PLOT: Two backpacking Canadians (Julia Garner & Jessica Henwick) find themselves low on cash and work as bartenders in a small pup in a remote mining town in Australia.
REVIEW: Kitty Green’s The Royal Hotel is exceptional for about ninety percent of its running time. Beautifully shot at an abandoned bar in Yatina, South Australia, a town that consists of only twenty-nine people, the movie is a thoroughly compelling look at the culture of booze, brawling, and misogyny in remote Australia and what happens when two regular, North American girls are dropped right in the middle of it. But, the finale gets a little too close to straight-ahead thriller territory, ending what had up to then been a compelling drama about menace and the constant threat of violence on a somewhat false note. It starts like Wake in Fright but ends like Straw Dogs, and the switch-up doesn’t work.
That said, it’s still a thoroughly compelling watch based on a documentary called Hotel Coolgardie. As in the documentary, the film follows two regular young women who wind up way out of their element when they accept a work-stay assignment due to running low on the funds they need to finance their trip. A bar populated by roughnecks in remote Australia already doesn’t sound like the best place for two North American girls. Still, the movie presents them as open-minded enough that you buy them not running back to the city after the first night.
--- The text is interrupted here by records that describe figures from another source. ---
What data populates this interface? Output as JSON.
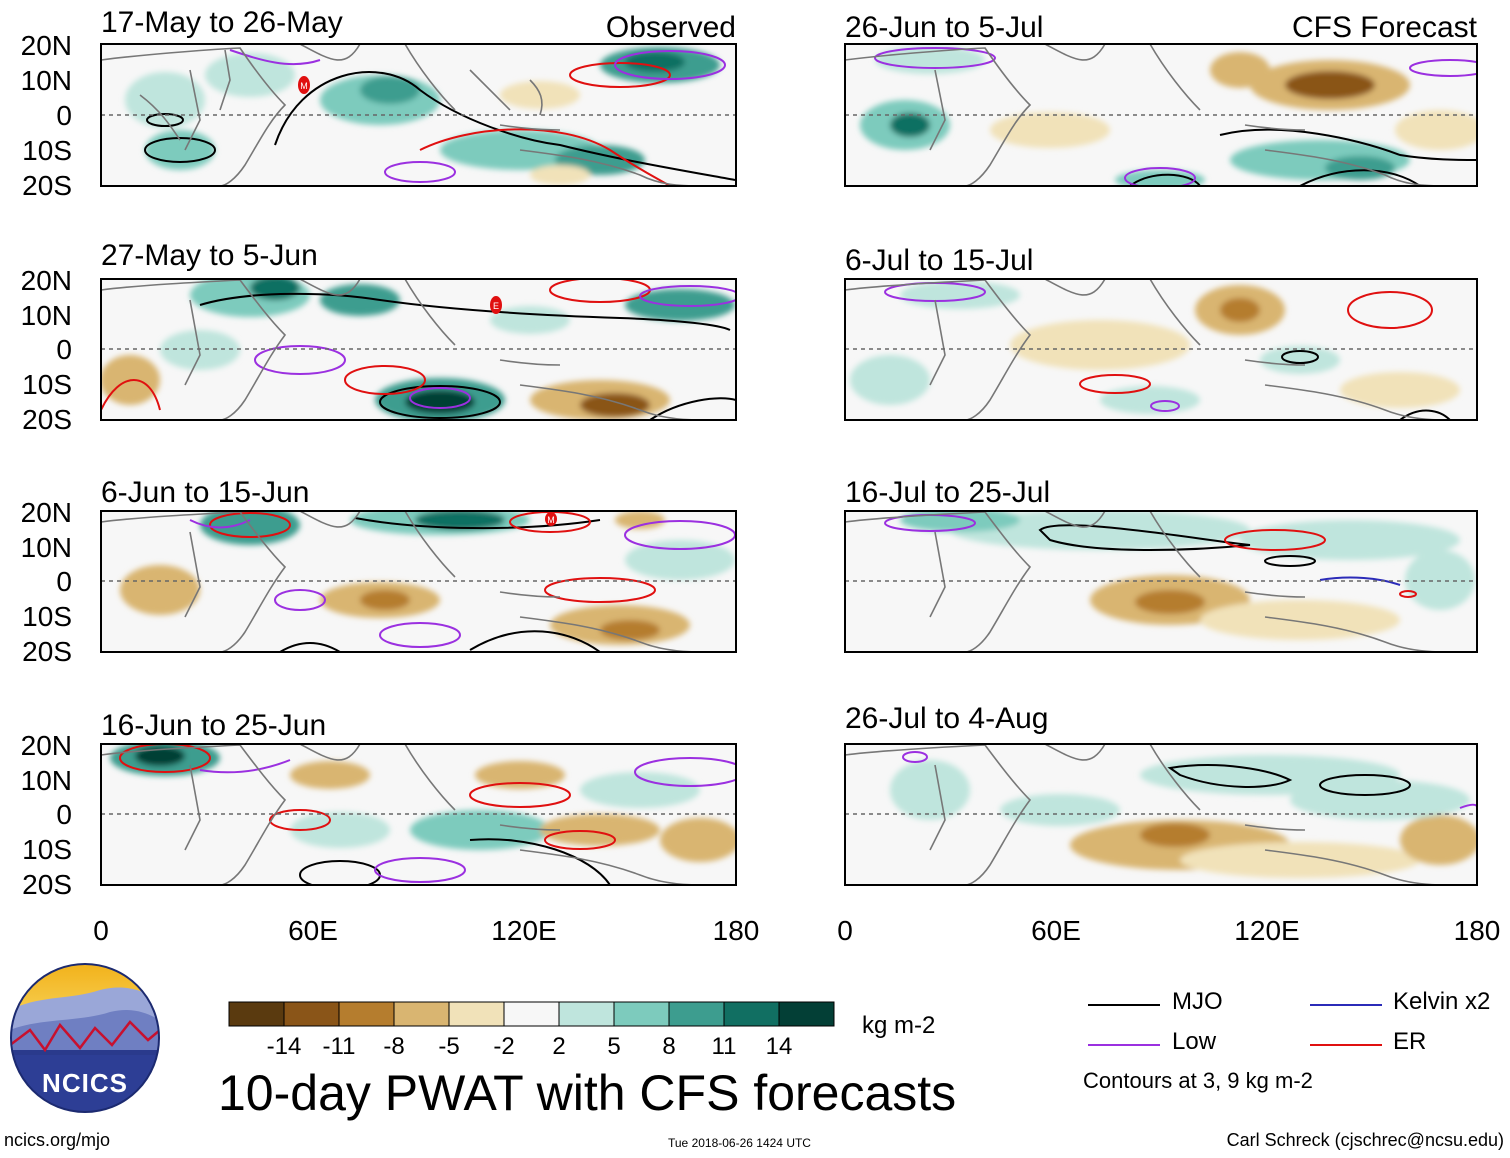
{
  "figure": {
    "title": "10-day PWAT with CFS forecasts",
    "website": "ncics.org/mjo",
    "timestamp": "Tue 2018-06-26 1424 UTC",
    "author": "Carl Schreck (cjschrec@ncsu.edu)",
    "logo_text": "NCICS"
  },
  "column_labels": {
    "observed": "Observed",
    "forecast": "CFS Forecast"
  },
  "axes": {
    "lat_labels": [
      "20N",
      "10N",
      "0",
      "10S",
      "20S"
    ],
    "lon_labels": [
      "0",
      "60E",
      "120E",
      "180"
    ],
    "lon_range": [
      0,
      180
    ],
    "lat_range": [
      -20,
      20
    ]
  },
  "panels": [
    {
      "period": "17-May to 26-May",
      "column": "observed"
    },
    {
      "period": "27-May to 5-Jun",
      "column": "observed"
    },
    {
      "period": "6-Jun to 15-Jun",
      "column": "observed"
    },
    {
      "period": "16-Jun to 25-Jun",
      "column": "observed"
    },
    {
      "period": "26-Jun to 5-Jul",
      "column": "forecast"
    },
    {
      "period": "6-Jul to 15-Jul",
      "column": "forecast"
    },
    {
      "period": "16-Jul to 25-Jul",
      "column": "forecast"
    },
    {
      "period": "26-Jul to 4-Aug",
      "column": "forecast"
    }
  ],
  "colorbar": {
    "units": "kg m-2",
    "tick_labels": [
      "-14",
      "-11",
      "-8",
      "-5",
      "-2",
      "2",
      "5",
      "8",
      "11",
      "14"
    ],
    "colors": [
      "#5a3a0f",
      "#8a5518",
      "#b57d2e",
      "#d9b571",
      "#f1e2b9",
      "#f7f7f7",
      "#bfe5dd",
      "#7dcbbd",
      "#3d9d8f",
      "#116f62",
      "#033f36"
    ]
  },
  "legend": {
    "contour_note": "Contours at 3, 9 kg m-2",
    "items": [
      {
        "label": "MJO",
        "color": "#000000"
      },
      {
        "label": "Kelvin x2",
        "color": "#2b2bb8"
      },
      {
        "label": "Low",
        "color": "#9b30e0"
      },
      {
        "label": "ER",
        "color": "#e01010"
      }
    ]
  }
}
Of the two, Julia Garner’s Hanna is the more responsible one, somewhat resenting that they’re stuck working in this dingy pub, while Jessica Henwick’s Liv is more go-with-the-flow. Their boss, a bedraggled Hugo Weaving as the permanently soused Billy, greets them by referring to them by the c-word, but they let it go because, as Liv says, “it doesn’t mean what you think it means here, it’s a cultural thing.” While they’re immediately bombarded with harassment, the silver lining is that the pub is quiet most nights, and two of the regular attendees don’t seem too bad. Toby Wallace’s Matty is a womanizer but charming in his way, while the hulking Teeth (James Frecheville) is protective. And, even if the patrons are rowdy, they at least keep their hands to themselves and just seem interested in having a drunken good time.
Of course, things go downhill fast with one of the pub’s attendees, Daniel Henshaw’s Dolly, a bullying sociopath. While The Royal Hotel isn’t a violent movie, the threat hangs over virtually every scene in the pub. Both Garner and Henwick’s characters feel totally out of their element. If I have a single complaint about the first part of the movie, I didn’t totally buy that Hanna would be talked into working at a bar, given that she’s presented as the abused child of an alcoholic mother.
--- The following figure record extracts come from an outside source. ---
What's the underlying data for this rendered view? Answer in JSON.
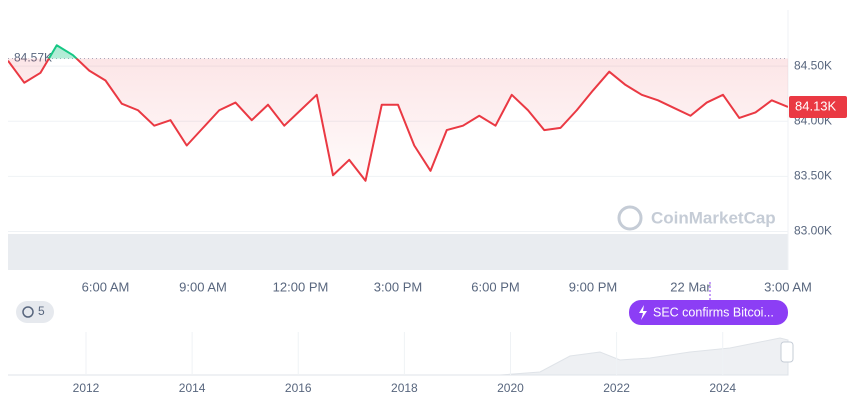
{
  "chart_data": {
    "type": "line",
    "x": [
      3,
      3.5,
      4,
      4.5,
      5,
      5.5,
      6,
      6.5,
      7,
      7.5,
      8,
      8.5,
      9,
      9.5,
      10,
      10.5,
      11,
      11.5,
      12,
      12.5,
      13,
      13.5,
      14,
      14.5,
      15,
      15.5,
      16,
      16.5,
      17,
      17.5,
      18,
      18.5,
      19,
      19.5,
      20,
      20.5,
      21,
      21.5,
      22,
      22.5,
      23,
      23.5,
      24,
      24.5,
      25,
      25.5,
      26,
      26.5,
      27
    ],
    "series": [
      {
        "color": "#ea3943",
        "values": [
          84.55,
          84.35,
          84.44,
          84.69,
          84.6,
          84.46,
          84.37,
          84.16,
          84.1,
          83.96,
          84.01,
          83.78,
          83.94,
          84.1,
          84.17,
          84.01,
          84.15,
          83.96,
          84.1,
          84.24,
          83.51,
          83.65,
          83.46,
          84.15,
          84.15,
          83.78,
          83.55,
          83.92,
          83.96,
          84.05,
          83.96,
          84.24,
          84.1,
          83.92,
          83.94,
          84.1,
          84.28,
          84.45,
          84.33,
          84.24,
          84.19,
          84.12,
          84.05,
          84.17,
          84.24,
          84.03,
          84.08,
          84.19,
          84.13
        ]
      }
    ],
    "above_color": "#16c784",
    "baseline": 84.57,
    "baseline_label": "84.57K",
    "last_label": "84.13K",
    "xlim": [
      3,
      27
    ],
    "xticks": [
      {
        "value": 6,
        "label": "6:00 AM"
      },
      {
        "value": 9,
        "label": "9:00 AM"
      },
      {
        "value": 12,
        "label": "12:00 PM"
      },
      {
        "value": 15,
        "label": "3:00 PM"
      },
      {
        "value": 18,
        "label": "6:00 PM"
      },
      {
        "value": 21,
        "label": "9:00 PM"
      },
      {
        "value": 24,
        "label": "22 Mar"
      },
      {
        "value": 27,
        "label": "3:00 AM"
      }
    ],
    "ylim": [
      82.65,
      85.01
    ],
    "yticks": [
      {
        "value": 83,
        "label": "83.00K"
      },
      {
        "value": 83.5,
        "label": "83.50K"
      },
      {
        "value": 84,
        "label": "84.00K"
      },
      {
        "value": 84.5,
        "label": "84.50K"
      }
    ],
    "grid": true,
    "watermark": "CoinMarketCap",
    "history_badge": "5",
    "event_button": "SEC confirms Bitcoi...",
    "navigator": {
      "xlim": [
        2010.53,
        2025.23
      ],
      "xticks": [
        2012,
        2014,
        2016,
        2018,
        2020,
        2022,
        2024
      ]
    }
  }
}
The performances are terrific, with this marking Julia Garner’s second film with director Kitty Green, following The Assistant. The Royal Hotel feels more commercial and could connect with audiences, even if the movie’s final scene rings a little false, given how the two heroines have acted for most of the running time. Garner is terrific here, with Hanna easy to relate to, and Henwick is just as good as the more easygoing Liv, who just wants to have an adventure but gets a lot more than she bargained for.
As for the rowdy Aussies, while the movie certainly isn’t flattering in its depiction of the ultra-macho side of the culture (as well as continued racism toward Aboriginals), the fellas are all given some redeeming features. Toby Wallace’s Matty is awful in many ways but also charming. At the same time, Frecheville’s Teeth is shown to be somewhat brain-damaged (with a livid scar on his head) and essentially well-meaning, even if he views them more as ladies needing rescuing than people with agency. Hugo Weaving’s Billy is mostly a drunken lout. Still, you also get a sense that he wasn’t always that way, with him having a compelling side story involving his Aboriginal wife (a terrific Ursula Yovich), who you get the sense he really loves, even if she’s just about had it with what a loser he’s become. Of them all, the only one that’s truly irredeemable is Henshaw’s Dolly, who lacks Teeth’s (flawed) morality and Matty’s charm.
While the very end of the film (literally only the last ten minutes or so) is the only part that rubbed me the wrong way, it did somewhat sour a movie that, up to that point, was really terrific. Even still, The Royal Hotel was an excellent first movie for me to see at this year’s TIFF, and when Neon puts it out later this fall, you can bet it’ll provoke some conversation.